A group of true crime sleuths on TikTok sift through clues, explore leads, and try to unravel the brutal murders of four students at the University of Idaho. The case has gripped public attention since they were found stabbed and slashed to death in a blood-soaked off-campus house on November 13th, 2022. Struggling to solve its first homicide case in nearly a decade, the small-town police department of Moscow, Idaho has shared very few details of its investigation as media from around the world packed its press conferences. It created an information vacuum that the TikTok sleuths are only too happy to fill, serving up a stew of fact and rumor to a curious and even ravenous public. Not obliged to act as official investigators accruing evidence for a criminal prosecution, these amateur detectives do digital deep dives seeking out unfound video and audio, point fingers at potential suspects, and speculate about inconsistencies the police won’t or can’t discuss. They visit the crime scene, interview victims' families, and dig up potential witnesses.
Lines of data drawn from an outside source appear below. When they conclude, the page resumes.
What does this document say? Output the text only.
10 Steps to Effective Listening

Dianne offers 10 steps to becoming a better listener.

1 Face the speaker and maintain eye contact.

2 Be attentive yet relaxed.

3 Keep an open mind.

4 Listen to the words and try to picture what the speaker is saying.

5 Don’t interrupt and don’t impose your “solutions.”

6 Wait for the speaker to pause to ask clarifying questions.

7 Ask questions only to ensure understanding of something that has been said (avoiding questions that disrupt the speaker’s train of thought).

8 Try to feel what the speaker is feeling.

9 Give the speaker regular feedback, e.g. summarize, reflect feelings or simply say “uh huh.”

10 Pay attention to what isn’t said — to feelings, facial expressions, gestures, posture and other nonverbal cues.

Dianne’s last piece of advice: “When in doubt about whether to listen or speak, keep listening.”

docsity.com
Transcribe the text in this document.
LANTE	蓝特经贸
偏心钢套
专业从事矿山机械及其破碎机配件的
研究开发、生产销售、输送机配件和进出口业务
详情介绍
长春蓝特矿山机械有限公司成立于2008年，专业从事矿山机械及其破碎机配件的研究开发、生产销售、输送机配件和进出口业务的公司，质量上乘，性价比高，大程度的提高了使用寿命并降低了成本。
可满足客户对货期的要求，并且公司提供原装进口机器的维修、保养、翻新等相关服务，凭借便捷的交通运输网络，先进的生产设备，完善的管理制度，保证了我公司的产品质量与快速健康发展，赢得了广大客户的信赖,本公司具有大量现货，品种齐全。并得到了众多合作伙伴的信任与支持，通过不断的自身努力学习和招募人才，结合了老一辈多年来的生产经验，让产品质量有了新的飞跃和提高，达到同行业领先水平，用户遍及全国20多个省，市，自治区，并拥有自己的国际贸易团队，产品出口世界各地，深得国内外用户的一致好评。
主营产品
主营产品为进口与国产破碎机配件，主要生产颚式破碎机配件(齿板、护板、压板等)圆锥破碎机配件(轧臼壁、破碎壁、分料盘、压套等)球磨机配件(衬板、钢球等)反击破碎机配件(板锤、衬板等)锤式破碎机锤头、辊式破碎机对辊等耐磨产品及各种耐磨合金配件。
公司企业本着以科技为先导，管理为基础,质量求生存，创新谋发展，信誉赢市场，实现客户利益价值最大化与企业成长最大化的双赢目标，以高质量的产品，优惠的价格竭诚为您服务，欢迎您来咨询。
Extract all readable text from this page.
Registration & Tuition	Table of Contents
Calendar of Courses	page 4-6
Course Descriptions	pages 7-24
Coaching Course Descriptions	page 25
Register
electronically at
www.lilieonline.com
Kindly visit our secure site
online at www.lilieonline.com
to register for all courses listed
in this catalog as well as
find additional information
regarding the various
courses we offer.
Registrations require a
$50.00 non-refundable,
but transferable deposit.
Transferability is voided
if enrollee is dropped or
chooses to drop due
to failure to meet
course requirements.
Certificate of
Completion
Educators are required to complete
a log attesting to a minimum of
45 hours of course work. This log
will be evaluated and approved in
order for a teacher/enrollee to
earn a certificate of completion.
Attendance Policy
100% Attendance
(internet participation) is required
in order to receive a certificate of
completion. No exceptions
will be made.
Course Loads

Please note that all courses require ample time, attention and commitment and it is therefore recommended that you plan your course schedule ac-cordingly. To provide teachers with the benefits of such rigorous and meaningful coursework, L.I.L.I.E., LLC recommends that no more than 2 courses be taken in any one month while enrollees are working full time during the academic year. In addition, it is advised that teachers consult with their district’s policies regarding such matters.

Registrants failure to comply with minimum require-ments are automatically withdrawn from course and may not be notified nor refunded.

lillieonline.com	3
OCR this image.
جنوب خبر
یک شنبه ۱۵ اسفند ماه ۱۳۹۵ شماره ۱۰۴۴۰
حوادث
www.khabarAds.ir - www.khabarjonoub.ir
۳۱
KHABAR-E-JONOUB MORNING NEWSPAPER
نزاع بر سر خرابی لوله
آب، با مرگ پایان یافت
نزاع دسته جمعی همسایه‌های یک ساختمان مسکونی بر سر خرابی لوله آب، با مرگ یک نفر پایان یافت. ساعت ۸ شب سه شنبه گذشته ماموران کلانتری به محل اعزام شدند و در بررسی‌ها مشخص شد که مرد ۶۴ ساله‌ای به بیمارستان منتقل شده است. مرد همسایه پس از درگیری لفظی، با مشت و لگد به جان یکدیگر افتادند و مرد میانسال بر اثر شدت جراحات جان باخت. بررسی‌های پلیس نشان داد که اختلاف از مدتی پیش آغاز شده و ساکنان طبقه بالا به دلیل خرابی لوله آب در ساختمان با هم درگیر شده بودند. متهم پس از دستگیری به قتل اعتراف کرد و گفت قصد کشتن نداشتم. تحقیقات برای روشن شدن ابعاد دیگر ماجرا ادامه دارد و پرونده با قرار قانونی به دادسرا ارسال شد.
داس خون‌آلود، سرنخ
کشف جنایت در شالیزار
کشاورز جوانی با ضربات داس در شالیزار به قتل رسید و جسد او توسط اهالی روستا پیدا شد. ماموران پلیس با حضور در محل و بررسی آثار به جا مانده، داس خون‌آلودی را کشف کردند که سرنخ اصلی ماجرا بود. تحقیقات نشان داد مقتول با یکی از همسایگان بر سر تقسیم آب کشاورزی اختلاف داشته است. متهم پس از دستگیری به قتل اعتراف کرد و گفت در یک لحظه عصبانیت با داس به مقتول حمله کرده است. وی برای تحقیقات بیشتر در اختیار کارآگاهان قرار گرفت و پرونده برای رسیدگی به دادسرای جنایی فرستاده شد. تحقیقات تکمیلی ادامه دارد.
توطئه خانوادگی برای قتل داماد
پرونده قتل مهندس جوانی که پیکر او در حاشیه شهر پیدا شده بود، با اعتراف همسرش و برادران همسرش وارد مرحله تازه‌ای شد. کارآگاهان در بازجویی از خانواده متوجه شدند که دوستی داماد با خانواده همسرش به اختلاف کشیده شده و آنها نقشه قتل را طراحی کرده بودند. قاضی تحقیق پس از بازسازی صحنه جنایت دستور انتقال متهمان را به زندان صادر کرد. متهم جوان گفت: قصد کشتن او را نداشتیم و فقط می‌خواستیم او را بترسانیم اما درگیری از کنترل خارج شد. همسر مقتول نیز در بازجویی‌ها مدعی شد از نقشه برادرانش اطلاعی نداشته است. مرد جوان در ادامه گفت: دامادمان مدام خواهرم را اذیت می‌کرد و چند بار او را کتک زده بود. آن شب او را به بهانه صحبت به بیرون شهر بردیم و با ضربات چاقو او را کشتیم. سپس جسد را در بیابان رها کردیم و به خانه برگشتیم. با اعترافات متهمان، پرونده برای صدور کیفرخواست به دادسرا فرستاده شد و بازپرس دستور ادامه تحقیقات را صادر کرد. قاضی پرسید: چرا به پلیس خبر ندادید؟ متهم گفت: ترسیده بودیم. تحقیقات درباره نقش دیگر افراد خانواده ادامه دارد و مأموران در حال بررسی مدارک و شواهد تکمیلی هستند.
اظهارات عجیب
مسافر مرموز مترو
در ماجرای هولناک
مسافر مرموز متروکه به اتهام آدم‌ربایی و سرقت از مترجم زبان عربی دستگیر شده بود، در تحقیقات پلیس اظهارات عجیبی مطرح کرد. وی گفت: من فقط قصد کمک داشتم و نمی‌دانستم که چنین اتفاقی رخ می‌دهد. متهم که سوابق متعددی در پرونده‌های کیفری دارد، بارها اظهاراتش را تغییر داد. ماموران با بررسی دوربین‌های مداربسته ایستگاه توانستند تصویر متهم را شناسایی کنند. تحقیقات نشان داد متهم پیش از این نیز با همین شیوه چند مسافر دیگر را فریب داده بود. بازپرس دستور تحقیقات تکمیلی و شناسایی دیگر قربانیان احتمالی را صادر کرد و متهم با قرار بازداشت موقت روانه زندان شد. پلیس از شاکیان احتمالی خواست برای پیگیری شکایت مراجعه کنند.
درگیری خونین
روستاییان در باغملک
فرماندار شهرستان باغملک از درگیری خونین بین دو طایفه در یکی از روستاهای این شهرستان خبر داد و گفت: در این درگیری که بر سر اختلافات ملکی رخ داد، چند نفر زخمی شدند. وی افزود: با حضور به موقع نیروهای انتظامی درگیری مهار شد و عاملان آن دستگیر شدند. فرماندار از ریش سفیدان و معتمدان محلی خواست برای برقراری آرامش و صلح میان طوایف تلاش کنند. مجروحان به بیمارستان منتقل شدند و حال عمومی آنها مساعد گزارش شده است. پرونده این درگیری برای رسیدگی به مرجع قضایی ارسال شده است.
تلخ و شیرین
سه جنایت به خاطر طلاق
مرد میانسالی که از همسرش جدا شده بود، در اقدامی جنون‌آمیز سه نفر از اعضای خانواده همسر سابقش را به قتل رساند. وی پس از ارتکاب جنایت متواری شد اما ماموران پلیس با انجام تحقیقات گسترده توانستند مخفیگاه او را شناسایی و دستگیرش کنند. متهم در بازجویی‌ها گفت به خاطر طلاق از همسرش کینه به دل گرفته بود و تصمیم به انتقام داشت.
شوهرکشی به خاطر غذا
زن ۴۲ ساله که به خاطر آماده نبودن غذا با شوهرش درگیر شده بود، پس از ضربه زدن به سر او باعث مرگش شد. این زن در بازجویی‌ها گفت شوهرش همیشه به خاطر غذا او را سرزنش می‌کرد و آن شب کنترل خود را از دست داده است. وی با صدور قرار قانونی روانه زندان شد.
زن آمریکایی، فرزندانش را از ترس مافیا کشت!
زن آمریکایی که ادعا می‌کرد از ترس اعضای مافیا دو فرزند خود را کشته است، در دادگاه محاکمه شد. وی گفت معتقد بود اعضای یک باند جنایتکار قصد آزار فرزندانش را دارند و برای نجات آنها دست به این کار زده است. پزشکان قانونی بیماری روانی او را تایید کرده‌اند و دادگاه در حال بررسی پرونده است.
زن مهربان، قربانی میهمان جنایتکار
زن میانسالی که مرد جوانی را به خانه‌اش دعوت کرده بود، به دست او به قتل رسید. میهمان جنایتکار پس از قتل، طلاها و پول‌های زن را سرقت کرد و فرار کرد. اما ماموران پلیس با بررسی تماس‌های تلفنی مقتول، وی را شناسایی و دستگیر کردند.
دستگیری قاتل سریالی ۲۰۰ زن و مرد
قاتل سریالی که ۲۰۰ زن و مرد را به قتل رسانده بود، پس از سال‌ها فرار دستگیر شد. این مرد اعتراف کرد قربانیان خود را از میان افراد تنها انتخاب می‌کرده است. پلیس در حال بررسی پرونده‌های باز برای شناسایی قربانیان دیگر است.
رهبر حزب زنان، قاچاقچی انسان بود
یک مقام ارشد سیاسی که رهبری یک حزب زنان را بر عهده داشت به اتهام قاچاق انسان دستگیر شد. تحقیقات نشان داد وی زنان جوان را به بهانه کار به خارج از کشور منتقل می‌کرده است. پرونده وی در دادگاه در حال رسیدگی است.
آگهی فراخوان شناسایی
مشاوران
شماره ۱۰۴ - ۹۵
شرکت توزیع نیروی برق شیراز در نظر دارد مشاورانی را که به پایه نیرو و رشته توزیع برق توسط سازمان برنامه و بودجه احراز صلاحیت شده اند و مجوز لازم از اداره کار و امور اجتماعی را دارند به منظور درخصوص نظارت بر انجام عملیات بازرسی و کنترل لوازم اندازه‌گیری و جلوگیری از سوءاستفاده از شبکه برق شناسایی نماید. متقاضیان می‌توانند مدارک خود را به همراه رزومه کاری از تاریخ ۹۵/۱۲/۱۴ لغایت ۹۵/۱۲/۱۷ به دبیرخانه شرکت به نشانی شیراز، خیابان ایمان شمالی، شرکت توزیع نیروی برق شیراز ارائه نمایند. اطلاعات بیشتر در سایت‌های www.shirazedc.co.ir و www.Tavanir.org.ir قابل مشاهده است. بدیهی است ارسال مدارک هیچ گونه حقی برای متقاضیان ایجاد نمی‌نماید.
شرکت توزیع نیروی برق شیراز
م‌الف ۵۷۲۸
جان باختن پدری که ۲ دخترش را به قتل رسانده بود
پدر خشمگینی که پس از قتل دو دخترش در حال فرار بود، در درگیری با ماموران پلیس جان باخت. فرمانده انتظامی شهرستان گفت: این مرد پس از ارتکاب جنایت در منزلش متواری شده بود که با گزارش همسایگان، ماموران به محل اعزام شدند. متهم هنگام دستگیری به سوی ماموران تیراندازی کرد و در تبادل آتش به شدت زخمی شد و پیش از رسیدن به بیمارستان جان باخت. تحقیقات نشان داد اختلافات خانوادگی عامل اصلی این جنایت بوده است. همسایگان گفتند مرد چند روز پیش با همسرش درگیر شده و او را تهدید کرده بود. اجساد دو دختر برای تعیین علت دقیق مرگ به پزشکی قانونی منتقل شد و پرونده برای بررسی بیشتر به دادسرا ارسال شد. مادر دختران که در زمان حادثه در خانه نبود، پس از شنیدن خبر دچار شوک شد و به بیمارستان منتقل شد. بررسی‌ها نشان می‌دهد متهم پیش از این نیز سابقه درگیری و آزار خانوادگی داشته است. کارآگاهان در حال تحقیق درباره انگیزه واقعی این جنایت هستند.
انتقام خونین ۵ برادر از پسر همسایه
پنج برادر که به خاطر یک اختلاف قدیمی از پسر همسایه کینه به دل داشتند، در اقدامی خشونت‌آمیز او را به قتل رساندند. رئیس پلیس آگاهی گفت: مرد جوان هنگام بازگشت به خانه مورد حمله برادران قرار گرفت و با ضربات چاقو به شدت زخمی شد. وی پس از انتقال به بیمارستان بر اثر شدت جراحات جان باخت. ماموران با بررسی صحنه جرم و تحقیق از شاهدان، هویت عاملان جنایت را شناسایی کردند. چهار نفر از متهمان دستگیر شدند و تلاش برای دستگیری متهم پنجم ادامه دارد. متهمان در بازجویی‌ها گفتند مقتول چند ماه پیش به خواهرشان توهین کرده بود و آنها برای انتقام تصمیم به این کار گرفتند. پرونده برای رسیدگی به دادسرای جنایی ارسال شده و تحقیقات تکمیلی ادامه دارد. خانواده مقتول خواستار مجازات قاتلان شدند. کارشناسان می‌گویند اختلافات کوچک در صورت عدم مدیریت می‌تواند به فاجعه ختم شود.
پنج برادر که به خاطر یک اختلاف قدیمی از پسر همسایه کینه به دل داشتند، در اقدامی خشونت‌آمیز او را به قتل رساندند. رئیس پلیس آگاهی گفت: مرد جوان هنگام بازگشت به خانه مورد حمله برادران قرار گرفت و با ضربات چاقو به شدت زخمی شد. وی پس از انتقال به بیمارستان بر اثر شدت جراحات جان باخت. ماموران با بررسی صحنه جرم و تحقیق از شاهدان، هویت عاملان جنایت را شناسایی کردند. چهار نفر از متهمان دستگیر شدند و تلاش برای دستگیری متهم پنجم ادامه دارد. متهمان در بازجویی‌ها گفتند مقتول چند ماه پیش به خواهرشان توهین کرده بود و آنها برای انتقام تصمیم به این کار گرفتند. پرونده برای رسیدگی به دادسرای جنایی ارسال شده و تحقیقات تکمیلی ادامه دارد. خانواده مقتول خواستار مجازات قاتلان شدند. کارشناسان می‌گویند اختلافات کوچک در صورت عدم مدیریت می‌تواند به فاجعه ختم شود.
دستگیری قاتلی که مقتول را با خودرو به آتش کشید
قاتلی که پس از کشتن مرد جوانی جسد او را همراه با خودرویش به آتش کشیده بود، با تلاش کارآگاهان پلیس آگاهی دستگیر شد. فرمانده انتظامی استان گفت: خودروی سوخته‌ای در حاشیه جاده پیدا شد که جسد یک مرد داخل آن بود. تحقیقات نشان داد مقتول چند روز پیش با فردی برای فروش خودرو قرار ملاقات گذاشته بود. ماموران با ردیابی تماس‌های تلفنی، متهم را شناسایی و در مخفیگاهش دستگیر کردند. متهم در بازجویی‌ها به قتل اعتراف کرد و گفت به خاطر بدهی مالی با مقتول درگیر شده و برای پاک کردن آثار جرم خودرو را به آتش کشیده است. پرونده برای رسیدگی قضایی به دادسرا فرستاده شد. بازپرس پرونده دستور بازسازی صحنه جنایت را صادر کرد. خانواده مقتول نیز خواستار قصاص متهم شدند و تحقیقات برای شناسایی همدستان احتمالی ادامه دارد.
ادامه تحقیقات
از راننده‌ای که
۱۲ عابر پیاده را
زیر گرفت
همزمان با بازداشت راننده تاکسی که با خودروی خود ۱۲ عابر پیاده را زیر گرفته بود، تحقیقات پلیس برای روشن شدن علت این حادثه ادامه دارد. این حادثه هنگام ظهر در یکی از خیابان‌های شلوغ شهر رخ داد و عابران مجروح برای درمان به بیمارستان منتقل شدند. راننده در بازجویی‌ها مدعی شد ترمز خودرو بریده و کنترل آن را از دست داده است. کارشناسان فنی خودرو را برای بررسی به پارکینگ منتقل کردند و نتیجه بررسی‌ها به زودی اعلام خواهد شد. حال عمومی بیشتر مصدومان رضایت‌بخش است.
And as weeks pass without a suspect, the TikTok community explodes with theories. Everyone has their own. Was it a roommate? Was it a jealous ex-boyfriend? Was it a stranger? Was there more than one killer? And if it wasn’t a crime of passion, can the frenzy of stab wounds be explained?
Some of these TikTok sleuths have millions of followers. The Idaho killer may be one of them. As the speculation goes into overdrive and potential suspects are rumored and then discarded, innocent lives are upended. No matter, for many, TikTokers are a trusted news source. Do the TikTokkers do more harm than good? Either way, they are here to stay, a digital army ready to deploy and spin headline-grabbing crimes in whatever way intrigues them and their fans.
#CyberSleuths: The Idaho Murders takes a deep dive into this new trend and its impact on crime, justice, and public opinion.